United States v. Kenofskey
Headline: Court allows federal mail-fraud prosecution to proceed, ruling that an insurance employee who used a coworker to mail false death-claim papers “caused” the mailings and can be criminally charged.
Holding:
- Allows federal mail-fraud prosecutions when a defendant causes another person to mail false documents.
- Permits indictment to proceed even if the defendant never personally put papers in the mailbox.
- Applies to employees who use coworkers or supervisors to transmit fraudulent claims.
Summary
Background
An assistant superintendent at a New Orleans office of the Life Insurance Company of Virginia (an employee named Kenofskey) is accused of submitting false death-claim papers saying a beneficiary presented a valid claim on the life of Frederick Wicker, who was actually alive.
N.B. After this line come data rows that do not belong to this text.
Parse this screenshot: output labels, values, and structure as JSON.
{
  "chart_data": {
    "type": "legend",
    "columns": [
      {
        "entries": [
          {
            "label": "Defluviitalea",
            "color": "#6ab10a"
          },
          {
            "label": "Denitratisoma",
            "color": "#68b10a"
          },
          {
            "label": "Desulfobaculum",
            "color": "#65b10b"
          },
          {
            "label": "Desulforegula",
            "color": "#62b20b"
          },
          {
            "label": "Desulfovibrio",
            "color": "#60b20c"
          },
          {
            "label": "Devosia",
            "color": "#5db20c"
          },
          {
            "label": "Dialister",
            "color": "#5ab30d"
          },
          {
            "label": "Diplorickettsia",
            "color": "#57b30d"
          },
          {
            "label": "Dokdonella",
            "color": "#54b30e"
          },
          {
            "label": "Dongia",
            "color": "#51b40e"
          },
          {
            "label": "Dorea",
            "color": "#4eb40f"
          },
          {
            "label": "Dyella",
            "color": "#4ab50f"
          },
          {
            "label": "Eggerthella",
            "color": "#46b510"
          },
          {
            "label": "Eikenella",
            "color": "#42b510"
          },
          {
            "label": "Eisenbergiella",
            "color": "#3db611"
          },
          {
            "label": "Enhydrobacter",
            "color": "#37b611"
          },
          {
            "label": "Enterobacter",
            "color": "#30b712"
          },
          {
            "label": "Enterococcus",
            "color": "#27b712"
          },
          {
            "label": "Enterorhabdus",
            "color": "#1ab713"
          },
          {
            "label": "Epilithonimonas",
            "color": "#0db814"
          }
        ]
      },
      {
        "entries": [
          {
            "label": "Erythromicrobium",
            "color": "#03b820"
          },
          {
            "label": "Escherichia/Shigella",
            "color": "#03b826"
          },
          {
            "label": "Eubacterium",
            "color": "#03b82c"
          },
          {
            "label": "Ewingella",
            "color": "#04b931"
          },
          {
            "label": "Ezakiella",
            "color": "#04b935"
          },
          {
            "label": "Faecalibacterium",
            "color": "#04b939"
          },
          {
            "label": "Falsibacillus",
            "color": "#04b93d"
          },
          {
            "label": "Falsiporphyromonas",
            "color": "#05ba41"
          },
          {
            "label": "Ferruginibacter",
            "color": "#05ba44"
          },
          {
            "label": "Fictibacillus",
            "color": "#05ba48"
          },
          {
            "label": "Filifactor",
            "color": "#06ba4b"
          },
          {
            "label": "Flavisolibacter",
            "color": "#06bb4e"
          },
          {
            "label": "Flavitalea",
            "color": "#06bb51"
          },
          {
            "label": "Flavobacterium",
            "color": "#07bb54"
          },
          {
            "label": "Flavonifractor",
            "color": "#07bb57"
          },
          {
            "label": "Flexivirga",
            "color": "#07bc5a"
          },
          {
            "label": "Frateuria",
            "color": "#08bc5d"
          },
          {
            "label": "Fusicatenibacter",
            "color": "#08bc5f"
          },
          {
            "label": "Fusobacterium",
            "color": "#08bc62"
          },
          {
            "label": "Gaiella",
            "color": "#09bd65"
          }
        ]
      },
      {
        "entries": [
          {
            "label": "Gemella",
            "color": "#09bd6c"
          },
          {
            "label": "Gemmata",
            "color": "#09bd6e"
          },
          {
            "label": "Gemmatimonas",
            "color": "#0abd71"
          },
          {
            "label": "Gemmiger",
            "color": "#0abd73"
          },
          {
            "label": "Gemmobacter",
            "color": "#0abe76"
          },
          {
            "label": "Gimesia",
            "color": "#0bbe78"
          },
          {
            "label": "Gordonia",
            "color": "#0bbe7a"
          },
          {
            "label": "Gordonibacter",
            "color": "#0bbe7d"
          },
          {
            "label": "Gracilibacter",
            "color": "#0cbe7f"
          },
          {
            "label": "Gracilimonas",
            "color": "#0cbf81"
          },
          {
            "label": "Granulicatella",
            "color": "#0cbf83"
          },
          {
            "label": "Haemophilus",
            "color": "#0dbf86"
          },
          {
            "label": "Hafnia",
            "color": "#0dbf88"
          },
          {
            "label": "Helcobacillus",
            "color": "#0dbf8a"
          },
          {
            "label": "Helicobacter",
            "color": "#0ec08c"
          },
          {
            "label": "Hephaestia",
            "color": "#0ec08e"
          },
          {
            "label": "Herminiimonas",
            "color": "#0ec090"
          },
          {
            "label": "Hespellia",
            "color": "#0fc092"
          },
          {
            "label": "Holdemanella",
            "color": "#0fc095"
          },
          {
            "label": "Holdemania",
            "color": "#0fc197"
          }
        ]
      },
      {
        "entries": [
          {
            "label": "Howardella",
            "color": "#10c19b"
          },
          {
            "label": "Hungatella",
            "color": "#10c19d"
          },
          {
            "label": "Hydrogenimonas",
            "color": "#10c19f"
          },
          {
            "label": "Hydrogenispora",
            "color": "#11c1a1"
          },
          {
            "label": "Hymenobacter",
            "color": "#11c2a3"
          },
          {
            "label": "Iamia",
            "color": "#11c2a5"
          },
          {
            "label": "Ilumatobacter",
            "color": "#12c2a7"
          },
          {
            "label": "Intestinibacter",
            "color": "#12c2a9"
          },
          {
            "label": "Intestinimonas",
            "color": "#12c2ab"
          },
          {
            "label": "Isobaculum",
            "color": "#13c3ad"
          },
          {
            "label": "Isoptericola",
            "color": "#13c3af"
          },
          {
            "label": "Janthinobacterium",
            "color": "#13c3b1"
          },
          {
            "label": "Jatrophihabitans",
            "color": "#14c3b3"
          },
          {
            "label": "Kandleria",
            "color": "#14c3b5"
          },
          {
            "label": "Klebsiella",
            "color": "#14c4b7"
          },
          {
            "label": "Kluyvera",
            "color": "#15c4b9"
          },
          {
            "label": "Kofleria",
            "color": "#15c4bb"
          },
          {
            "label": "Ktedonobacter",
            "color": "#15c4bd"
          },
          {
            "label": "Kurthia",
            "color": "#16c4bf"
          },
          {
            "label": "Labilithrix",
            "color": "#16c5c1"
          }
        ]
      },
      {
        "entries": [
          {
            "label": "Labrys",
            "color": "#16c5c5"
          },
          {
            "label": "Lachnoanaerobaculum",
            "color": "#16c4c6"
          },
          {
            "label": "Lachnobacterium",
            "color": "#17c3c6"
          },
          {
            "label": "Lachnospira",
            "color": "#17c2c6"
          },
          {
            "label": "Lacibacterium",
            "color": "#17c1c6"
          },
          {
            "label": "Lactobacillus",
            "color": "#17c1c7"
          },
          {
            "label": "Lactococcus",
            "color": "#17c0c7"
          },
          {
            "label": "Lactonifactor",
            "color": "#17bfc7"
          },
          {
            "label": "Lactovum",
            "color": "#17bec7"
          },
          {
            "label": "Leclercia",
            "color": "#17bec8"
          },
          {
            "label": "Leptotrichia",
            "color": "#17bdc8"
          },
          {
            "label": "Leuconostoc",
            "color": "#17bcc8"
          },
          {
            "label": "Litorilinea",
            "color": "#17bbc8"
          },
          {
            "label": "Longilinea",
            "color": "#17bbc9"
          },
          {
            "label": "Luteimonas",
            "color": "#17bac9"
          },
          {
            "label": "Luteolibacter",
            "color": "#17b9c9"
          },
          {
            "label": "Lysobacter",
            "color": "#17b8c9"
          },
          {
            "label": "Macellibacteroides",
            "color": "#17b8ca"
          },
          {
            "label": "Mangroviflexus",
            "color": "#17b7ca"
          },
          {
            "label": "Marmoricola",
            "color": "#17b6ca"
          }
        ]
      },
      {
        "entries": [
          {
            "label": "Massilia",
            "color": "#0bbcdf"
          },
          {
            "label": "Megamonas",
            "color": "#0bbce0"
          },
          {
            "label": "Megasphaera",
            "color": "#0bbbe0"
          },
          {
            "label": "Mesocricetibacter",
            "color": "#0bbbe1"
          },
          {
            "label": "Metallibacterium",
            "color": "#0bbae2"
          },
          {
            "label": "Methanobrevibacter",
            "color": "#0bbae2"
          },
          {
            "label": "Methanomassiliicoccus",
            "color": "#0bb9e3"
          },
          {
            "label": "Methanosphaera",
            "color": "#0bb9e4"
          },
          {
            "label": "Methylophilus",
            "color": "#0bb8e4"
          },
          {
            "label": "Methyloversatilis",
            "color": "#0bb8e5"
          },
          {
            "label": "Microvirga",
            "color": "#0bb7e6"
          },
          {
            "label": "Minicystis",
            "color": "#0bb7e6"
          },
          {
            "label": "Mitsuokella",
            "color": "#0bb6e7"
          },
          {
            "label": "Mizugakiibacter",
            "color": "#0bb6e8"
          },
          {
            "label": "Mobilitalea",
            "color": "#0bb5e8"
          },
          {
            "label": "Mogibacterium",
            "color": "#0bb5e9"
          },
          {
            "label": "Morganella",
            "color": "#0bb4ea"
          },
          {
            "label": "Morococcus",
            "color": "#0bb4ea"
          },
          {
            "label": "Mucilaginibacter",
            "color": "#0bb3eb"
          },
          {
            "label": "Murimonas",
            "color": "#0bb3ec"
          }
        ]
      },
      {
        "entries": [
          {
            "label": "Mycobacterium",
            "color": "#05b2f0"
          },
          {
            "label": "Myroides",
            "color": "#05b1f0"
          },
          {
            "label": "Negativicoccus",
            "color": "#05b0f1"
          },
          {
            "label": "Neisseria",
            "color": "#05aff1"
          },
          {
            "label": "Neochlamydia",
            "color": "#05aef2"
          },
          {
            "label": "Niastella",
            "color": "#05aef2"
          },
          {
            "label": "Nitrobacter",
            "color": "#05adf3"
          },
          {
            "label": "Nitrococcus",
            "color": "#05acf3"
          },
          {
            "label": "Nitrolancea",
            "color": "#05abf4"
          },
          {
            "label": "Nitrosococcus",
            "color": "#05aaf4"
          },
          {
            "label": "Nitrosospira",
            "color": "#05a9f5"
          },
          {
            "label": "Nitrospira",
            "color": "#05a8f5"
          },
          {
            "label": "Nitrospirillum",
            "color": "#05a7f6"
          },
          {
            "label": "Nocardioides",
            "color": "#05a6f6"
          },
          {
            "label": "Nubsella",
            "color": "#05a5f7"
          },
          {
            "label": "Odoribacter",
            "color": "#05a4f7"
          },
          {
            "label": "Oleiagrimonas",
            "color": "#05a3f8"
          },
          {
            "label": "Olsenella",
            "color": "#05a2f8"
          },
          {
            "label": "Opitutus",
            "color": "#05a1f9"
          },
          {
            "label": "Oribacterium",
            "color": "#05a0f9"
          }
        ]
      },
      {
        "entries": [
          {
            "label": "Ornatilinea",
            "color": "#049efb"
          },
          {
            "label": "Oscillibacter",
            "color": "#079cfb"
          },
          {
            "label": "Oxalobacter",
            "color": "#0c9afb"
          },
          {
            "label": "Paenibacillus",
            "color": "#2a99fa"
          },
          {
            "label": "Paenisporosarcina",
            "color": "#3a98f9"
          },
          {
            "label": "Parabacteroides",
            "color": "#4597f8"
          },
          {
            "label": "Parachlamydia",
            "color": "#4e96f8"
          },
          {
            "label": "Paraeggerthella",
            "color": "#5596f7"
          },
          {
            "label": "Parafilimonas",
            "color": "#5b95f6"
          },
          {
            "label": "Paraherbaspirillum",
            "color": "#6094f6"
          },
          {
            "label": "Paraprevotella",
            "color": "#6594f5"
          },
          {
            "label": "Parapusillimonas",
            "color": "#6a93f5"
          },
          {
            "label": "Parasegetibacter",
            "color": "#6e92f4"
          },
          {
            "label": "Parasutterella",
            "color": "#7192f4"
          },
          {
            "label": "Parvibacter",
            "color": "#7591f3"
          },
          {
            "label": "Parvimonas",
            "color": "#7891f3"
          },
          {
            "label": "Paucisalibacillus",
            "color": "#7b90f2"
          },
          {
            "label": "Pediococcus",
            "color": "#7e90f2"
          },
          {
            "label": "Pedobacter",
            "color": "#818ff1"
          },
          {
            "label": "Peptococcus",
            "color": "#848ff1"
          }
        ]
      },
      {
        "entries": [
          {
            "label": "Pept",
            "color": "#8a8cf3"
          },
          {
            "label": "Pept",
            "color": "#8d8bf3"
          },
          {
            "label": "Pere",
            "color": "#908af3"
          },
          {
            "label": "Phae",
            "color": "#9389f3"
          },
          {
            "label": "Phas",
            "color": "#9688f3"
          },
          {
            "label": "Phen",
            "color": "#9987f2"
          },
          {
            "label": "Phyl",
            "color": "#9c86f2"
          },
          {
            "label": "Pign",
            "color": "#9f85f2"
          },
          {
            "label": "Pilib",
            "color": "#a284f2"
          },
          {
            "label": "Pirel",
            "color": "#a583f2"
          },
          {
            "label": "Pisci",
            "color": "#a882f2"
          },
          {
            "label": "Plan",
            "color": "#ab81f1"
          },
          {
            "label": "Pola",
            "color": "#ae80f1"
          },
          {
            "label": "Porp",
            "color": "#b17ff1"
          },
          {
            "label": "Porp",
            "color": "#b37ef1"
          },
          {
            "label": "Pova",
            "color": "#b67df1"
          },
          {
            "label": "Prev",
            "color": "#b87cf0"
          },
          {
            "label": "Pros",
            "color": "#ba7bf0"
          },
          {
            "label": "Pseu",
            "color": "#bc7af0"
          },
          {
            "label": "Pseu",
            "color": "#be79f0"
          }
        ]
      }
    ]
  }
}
Kenofskey handed the false proofs to his local superintendent, who signed them without knowing they were fake and then mailed them to the company’s home office in Richmond. A federal indictment charged a scheme to defraud using the mails under §215 of the Criminal Code, but a lower court dismissed the indictment, saying Kenofskey did not himself mail the papers and the scheme was complete when he handed them to the supervisor.
Reasoning
The Court focused on whether giving false papers to the local superintendent — knowing the superintendent would mail them — met the statute’s requirement to “place, or cause to be placed” material in the mail to carry out a fraud. The Court held that “cause” means to bring about the mailing, and that Kenofskey deliberately calculated that handing the papers to his superior would result in their being mailed. The Court therefore concluded the superintendent acted as Kenofskey’s agent for that purpose, and that mailing was a step in executing the fraudulent scheme. The Court reversed the dismissal and sent the case back for further proceedings.
Real world impact
The ruling allows federal prosecution to proceed when a person knowingly uses another (like a coworker or supervisor) to mail fraudulent documents. It makes clear the mail-fraud law can reach schemes that rely on intermediaries to transmit false papers. The case was reversed and remanded, so the criminal charge is allowed to continue in the lower court for further action.